Where did the term “slain in the Spirit” come from and where in the Bible is it mentioned?
“Slain in the Spirit” is a term that is used to refer to someone falling down because the power of the Holy Spirit came upon them. Some claim the expression “slain in the Spirit” was started by Kathryn Kulhman. The expression may have also been used prior to her by the Methodists. Yet, it is never referred to by the early church Fathers.
Those who experience being “slain in the Spirit” say their experience is a light, positive emotion. There are many Christians today who seek this experience for a variety of reasons. Regardless of one’s view on the subject, the question we must ask is, “What does the Bible say?”

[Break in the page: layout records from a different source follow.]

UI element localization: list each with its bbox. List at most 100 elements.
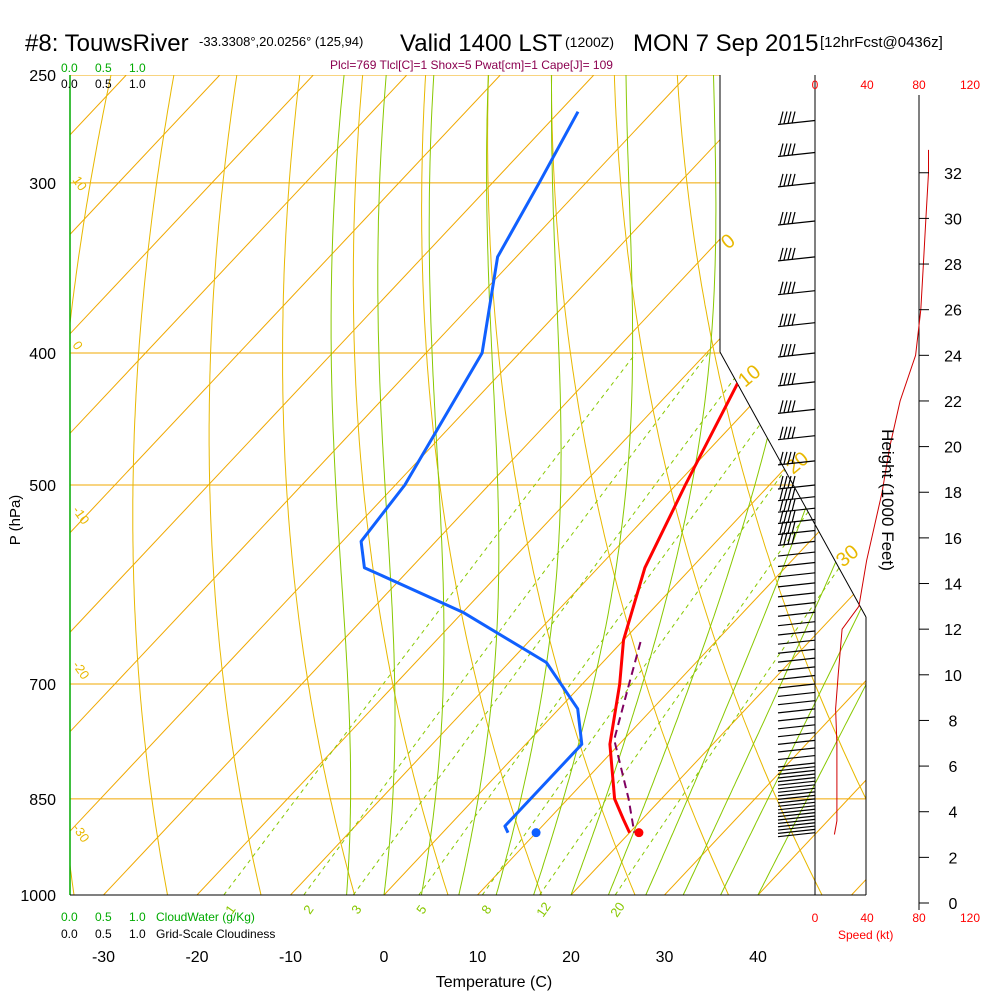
wind-barb	[777, 666, 816, 672]
wind-barb	[777, 540, 816, 546]
top-cloudwater-tick: 1.0	[129, 61, 146, 75]
wind-barb	[777, 801, 816, 807]
wind-barb-flag	[783, 426, 788, 439]
dry-adiabat-line	[421, 75, 542, 895]
height-axis-title: Height (1000 Feet)	[878, 429, 897, 571]
wind-barb	[777, 582, 816, 588]
wind-barb	[777, 518, 816, 525]
height-tick-label: 12	[944, 622, 962, 639]
wind-barb	[777, 805, 816, 811]
wind-barb-flag	[791, 400, 796, 413]
wind-barb-flag	[779, 426, 784, 439]
wind-barb-flag	[791, 487, 796, 500]
speed-tick-bottom: 120	[960, 911, 980, 925]
wind-barb-flag	[779, 313, 784, 326]
wind-barb	[777, 496, 816, 502]
height-tick-label: 8	[949, 713, 958, 730]
wind-barb	[777, 784, 816, 790]
bottom-cloudwater-tick: 0.5	[95, 910, 112, 924]
wind-barb	[777, 572, 816, 578]
dry-adiabat-line	[550, 75, 729, 895]
wind-barb-flag	[787, 173, 792, 186]
wind-barb-flag	[787, 521, 792, 534]
wind-barb	[777, 777, 816, 783]
wind-barb-flag	[791, 372, 796, 386]
wind-barb-flag	[783, 211, 788, 225]
wind-barb-flag	[791, 521, 796, 534]
wind-barb	[777, 812, 816, 818]
wind-barb	[777, 739, 816, 745]
isotherm-line	[70, 75, 501, 895]
pressure-tick-label: 400	[29, 346, 56, 363]
wind-barb-flag	[787, 475, 792, 489]
wind-barb-flag	[791, 475, 796, 489]
wind-barb-flag	[779, 451, 784, 464]
wind-barb	[777, 780, 816, 786]
height-tick-label: 22	[944, 394, 962, 411]
wind-barb	[777, 119, 816, 126]
wind-barb-flag	[787, 143, 792, 156]
moist-adiabat-label: 30	[832, 541, 863, 572]
height-tick-label: 16	[944, 531, 962, 548]
wind-barb	[777, 507, 816, 513]
speed-tick-bottom: 40	[860, 911, 874, 925]
bottom-cloudiness-tick: 1.0	[129, 927, 146, 941]
mixing-ratio-line	[539, 352, 866, 895]
dry-adiabat-label: -20	[70, 658, 93, 682]
moist-adiabat-label: 10	[734, 361, 765, 392]
wind-barb-flag	[779, 372, 784, 386]
wind-barb-flag	[779, 111, 784, 124]
wind-barb	[777, 708, 816, 714]
height-tick-label: 20	[944, 440, 962, 457]
dry-adiabat-line	[929, 75, 1000, 895]
temperature-tick-label: 40	[749, 949, 767, 966]
wind-barb-flag	[783, 499, 788, 512]
wind-barb-flag	[783, 173, 788, 186]
speed-tick-top: 120	[960, 78, 980, 92]
mixing-ratio-line	[223, 352, 637, 895]
wind-barb	[777, 825, 816, 831]
wind-barb	[777, 716, 816, 722]
height-tick-label: 26	[944, 303, 962, 320]
temperature-tick-label: 20	[562, 949, 580, 966]
wind-barb-flag	[787, 313, 792, 326]
mixing-ratio-line	[614, 352, 866, 895]
surface-dewpoint-dot	[531, 828, 541, 838]
forecast-label: [12hrFcst@0436z]	[820, 34, 943, 51]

The expression “slain in the Spirit” does not occur anywhere in the Bible. It is not a biblical term. Some refer to Old Testament passages as examples of being “slain in the Spirit,” but the references are consistently about dreams, visions or a person choosing to lie down on the ground because they were afraid when God or an angel appeared. The closest biblical account of someone being “slain in the Spirit” is Paul, the apostle, in Acts 9:4. What Paul experienced, however, is not being “slain in the Spirit.” We do not see a pattern of this in the Word of God. The concept of being slain in the Spirit is foreign to the Bible.
Remember the Word of Truth (2 Tim. 2:15) is our standard for judging. While scripture does not mention being “slain in the Spirit” it does tell us to be “filled with the Spirit” (Eph. 5:17-18).